For the past 50 years, abortion had been considered a part of maternal healthcare, by those who are supportive of abortion rights. In Florida, there have been more than 33,000 abortions performed in 2022. The state tracks this information through its Agency for Health Care Administration.

According to state data from AHCA, the bulk of abortions performed in 2022 have been due to social or economic reasons. The CDC's national abortion surveillance statistics reported abortion was more common by women in their twenties. Additionally, a higher percentage of abortions were performed among minority demographic groups in 2020.

The Kaiser Family Foundation had similar findings to the CDC, reporting larger percentages of minorities receiving abortion procedures than white Americans, though it's important to note that KFF's report is based on the same data as the CDC.

While not directly related, there are also gaps between minorities when it comes to access to health care and economic stability. The Federal Reserve reported minorities are more likely to have less wealth than their white counterparts.
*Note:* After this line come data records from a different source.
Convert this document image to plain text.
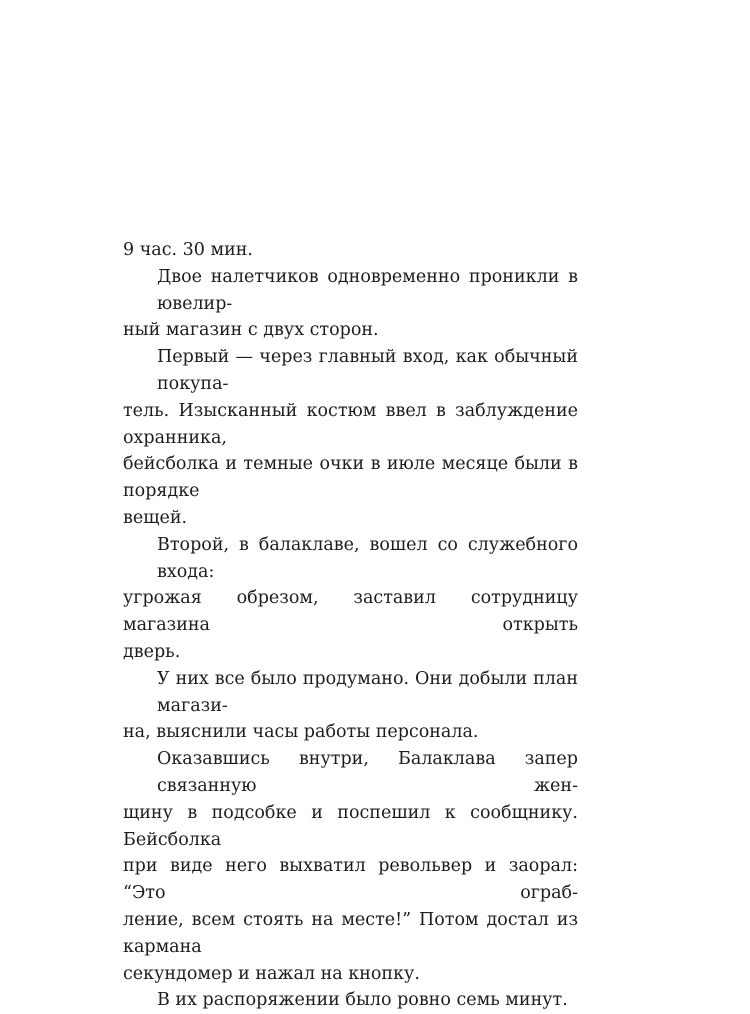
9 час. 30 мин.
Двое налетчиков одновременно проникли в ювелир-
ный магазин с двух сторон.
Первый — через главный вход, как обычный покупа-
тель. Изысканный костюм ввел в заблуждение охранника,
бейсболка и темные очки в июле месяце были в порядке
вещей.
Второй, в балаклаве, вошел со служебного входа:
угрожая обрезом, заставил сотрудницу магазина открыть
дверь.
У них все было продумано. Они добыли план магази-
на, выяснили часы работы персонала.
Оказавшись внутри, Балаклава запер связанную жен-
щину в подсобке и поспешил к сообщнику. Бейсболка
при виде него выхватил револьвер и заорал: “Это ограб-
ление, всем стоять на месте!” Потом достал из кармана
секундомер и нажал на кнопку.
В их распоряжении было ровно семь минут.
"Black and Hispanic families have considerably less wealth than White families," according to the Federal Reserve. "Black families' median and mean wealth is less than 15 percent that of White families, at $24,100 and $142,500, respectively."

Along with economic disparity, an issue brief to U.S. Congress reported gaps in medical care access and affordability among minorities.

"The majority of Medicaid beneficiaries are racial and ethnic minorities, with over 57% of adults enrolled in Medicaid and over 67% of children enrolled in Medicaid and CHIP identifying as Black, Hispanic, Asian American, American Indian or Alaska Native (AIAN), or multiracial," according to the Medicaid and CHIP Payment and Access Commission.

Child care, in addition to general health care, is an expensive endeavor.

The average cost of raising a child to the age of adulthood, 18, is reportedly $12,980 annually per child in a middle-income family, according to the U.S. Department of Agriculture. The USDA reported in 2020 that a married, middle class couple could expect to spend more than $233,000 raising their child.

Food, education, and child care are the biggest contributors to child rearing costs, according to the agency, which administers food stamp benefits through the Supplemental Nutritional Assistance Program.

The cost of child care can be high. Florida's U.S. Senator, Marco Rubio, released a plan following the overturning of Roe v. Wade, which he described as a "framework" for supporting mothers and their children before and after childbirth, which he called the New Parents Act.

“For years, I have emphasized that Congress can and must do more for unborn children and their mothers,” Rubio said. “We need to adopt pro-life policies that support families, rather than destroy them. This comprehensive legislation would make a real difference to American parents and children in need.”

At this stage, with states in control of abortion rights individually, it is unclear what federal efforts to address child care needs may move forward, but the issue remains complex, just as it was before the recent SCOTUS decision.